In a busy world, leaders need to practice pausing for a minute, focusing on their team members, and actively listening. This is the first key to a great relationship.

Trust and Transparency

To be an effective leader, your team must be willing to come to you for help and trust you. How can you build a trusting relationship with your team and coach them to trust each other?

  • Do what you say you will do. Follow through on promises and deliver results on time.

  • Be transparent. As a coach and as a team, honesty and transparency are vital to keeping trust. If a leader makes a mistake, they own it and encourage team members to do the same.

  • Always be willing to help others. Strong leaders are ready and willing to help the team, and the team knows it.

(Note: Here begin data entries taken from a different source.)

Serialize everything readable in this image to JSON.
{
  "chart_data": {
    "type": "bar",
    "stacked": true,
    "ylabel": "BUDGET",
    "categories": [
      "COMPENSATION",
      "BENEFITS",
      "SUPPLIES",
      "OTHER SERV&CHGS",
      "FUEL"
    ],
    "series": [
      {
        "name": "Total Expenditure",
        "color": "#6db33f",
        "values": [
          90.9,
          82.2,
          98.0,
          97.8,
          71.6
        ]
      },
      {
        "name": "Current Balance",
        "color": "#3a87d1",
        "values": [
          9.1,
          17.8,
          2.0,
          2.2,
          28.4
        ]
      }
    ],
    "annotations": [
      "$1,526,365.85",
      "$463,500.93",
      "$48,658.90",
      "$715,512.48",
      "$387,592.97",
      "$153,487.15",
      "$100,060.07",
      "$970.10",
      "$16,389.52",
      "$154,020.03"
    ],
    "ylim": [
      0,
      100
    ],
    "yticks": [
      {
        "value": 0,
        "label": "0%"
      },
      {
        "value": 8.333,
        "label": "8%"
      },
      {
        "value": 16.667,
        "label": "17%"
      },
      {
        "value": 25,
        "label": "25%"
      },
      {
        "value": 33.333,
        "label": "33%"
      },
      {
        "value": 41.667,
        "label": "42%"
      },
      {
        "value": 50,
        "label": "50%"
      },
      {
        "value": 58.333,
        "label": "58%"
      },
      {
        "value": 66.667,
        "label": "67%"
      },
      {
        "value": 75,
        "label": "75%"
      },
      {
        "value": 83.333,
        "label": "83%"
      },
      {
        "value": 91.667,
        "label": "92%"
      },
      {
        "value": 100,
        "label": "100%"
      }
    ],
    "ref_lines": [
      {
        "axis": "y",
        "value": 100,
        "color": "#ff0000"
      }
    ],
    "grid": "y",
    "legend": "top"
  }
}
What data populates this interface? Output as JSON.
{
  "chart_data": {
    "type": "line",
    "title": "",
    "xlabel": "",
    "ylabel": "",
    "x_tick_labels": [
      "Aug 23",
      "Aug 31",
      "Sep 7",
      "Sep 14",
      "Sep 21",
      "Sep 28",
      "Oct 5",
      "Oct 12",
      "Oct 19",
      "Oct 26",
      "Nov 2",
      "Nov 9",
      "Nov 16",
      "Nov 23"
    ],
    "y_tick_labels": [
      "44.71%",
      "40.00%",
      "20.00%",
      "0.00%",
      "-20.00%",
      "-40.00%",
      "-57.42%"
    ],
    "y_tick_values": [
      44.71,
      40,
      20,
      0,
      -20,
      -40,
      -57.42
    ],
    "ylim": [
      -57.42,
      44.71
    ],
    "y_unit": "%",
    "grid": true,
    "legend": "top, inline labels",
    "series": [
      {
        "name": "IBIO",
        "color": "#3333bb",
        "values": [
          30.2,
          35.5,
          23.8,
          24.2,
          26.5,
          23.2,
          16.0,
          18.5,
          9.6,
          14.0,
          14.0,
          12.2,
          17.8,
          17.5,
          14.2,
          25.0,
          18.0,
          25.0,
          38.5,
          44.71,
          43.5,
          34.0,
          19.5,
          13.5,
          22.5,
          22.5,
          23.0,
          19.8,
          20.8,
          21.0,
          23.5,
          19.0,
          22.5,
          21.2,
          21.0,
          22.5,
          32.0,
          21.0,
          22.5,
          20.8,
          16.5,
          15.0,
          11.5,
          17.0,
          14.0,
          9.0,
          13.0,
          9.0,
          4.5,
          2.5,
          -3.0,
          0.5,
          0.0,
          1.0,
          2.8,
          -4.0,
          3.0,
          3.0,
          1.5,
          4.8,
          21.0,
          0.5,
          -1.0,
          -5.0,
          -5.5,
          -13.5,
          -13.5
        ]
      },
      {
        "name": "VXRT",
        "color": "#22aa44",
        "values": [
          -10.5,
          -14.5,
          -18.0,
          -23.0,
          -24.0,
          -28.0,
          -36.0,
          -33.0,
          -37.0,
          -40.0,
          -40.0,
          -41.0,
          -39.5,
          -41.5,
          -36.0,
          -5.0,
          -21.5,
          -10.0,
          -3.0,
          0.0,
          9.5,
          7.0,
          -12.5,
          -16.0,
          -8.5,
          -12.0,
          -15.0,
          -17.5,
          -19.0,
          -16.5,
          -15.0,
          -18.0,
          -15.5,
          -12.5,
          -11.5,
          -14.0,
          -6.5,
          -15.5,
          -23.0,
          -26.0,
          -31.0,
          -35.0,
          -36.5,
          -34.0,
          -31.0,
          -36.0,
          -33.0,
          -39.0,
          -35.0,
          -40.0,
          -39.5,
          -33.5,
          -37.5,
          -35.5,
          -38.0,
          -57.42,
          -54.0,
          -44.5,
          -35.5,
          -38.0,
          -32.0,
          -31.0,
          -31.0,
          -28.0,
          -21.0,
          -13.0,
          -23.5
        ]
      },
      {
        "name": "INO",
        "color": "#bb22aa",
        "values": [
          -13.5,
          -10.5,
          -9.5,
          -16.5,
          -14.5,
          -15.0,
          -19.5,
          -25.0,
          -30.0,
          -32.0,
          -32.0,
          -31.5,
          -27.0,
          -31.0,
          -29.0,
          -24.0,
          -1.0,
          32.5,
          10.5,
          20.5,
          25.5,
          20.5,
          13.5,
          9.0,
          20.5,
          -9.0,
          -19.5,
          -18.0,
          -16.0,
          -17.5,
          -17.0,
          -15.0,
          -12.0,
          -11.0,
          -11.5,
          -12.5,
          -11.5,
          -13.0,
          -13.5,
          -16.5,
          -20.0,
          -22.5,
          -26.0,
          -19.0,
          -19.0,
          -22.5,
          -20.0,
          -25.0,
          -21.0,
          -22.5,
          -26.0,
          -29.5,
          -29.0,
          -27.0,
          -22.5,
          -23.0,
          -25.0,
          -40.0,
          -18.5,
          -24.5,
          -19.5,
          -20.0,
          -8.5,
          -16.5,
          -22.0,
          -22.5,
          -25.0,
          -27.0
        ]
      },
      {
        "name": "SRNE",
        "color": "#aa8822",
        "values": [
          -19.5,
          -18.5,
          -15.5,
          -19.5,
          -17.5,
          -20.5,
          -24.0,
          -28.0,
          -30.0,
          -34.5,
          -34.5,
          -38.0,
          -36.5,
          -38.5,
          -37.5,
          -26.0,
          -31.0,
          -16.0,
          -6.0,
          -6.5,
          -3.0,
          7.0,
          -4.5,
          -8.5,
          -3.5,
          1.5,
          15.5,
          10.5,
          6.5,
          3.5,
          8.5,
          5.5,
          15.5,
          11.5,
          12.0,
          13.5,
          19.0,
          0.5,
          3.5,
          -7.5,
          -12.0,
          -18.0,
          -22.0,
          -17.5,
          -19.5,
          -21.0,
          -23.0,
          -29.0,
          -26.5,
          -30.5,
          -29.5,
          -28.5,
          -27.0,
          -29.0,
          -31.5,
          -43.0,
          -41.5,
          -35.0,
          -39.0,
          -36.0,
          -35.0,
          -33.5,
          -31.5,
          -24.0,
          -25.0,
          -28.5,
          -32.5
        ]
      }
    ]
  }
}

7 Ways to Improve Your Leadership Skills

Positive Recognition, Celebrating Successes, and Coaching

Receiving positive feedback on performance is one of the most important things a manager can give their team. When they are doing well, people have a deep-seated need to hear it. They want to know they are on the right track. When people are struggling, they want to know why. As a leader, it's your job to help them with both.

  • Make a point to catch each person doing something well daily. Teams thrive in a positive atmosphere.

  • Find out how each person on the team likes to be recognized and celebrated. Do they prefer public recognition or private? When they are awesome, who should hear about it?

  • Coach in the moment. Don’t wait for a one-on-one or review to give constructive feedback.


People like to feel a sense of control over their work. To keep your team from feeling overwhelmed by the many tasks on their plate, help them to set priorities and then let them have control.

  • Support their autonomy. Give sellers the freedom to decide how they will do their work. Give them the rules, guidelines, timelines, and deadlines, and then take your hands off the wheel and let them do it their way as much as possible. No one likes a micromanager.

  • Create opportunities for sellers to develop and demonstrate competence. Sellers need to feel competent and see the impact their efforts have on the team and company. Give them projects that align with their talents but may be outside their comfort zone, give them feedback and encouragement, and allow them to develop a new skill that can help them shine in their job.

Personal Interest

Once upon a time, the prevailing wisdom with management was not to get too close to coworkers for fear that coaching, correcting, or even letting someone go would be harder if they were friends.

The view has changed. Laying off a team member will always be hard, regardless of the relationship, but if you know your team and can individualize your coaching, hopefully, it won’t be necessary.

  • Show interest and get to know each other. Leaders who show personal interest in their team members are better able to individualize their coaching. How do they like to be recognized, rewarded, and given guidance?
  • What is their dream? What do they see in their future, not just professionally, but personally? Understanding their vision can give you clues as to what drives them and where and how they see themselves and their future. Do their dreams align with their career trajectory?

Great leaders lead great teams. Set a monthly or quarterly goal to pick an area to focus on. Let’s set a goal to have 100% of sellers feel that leader support in 2025!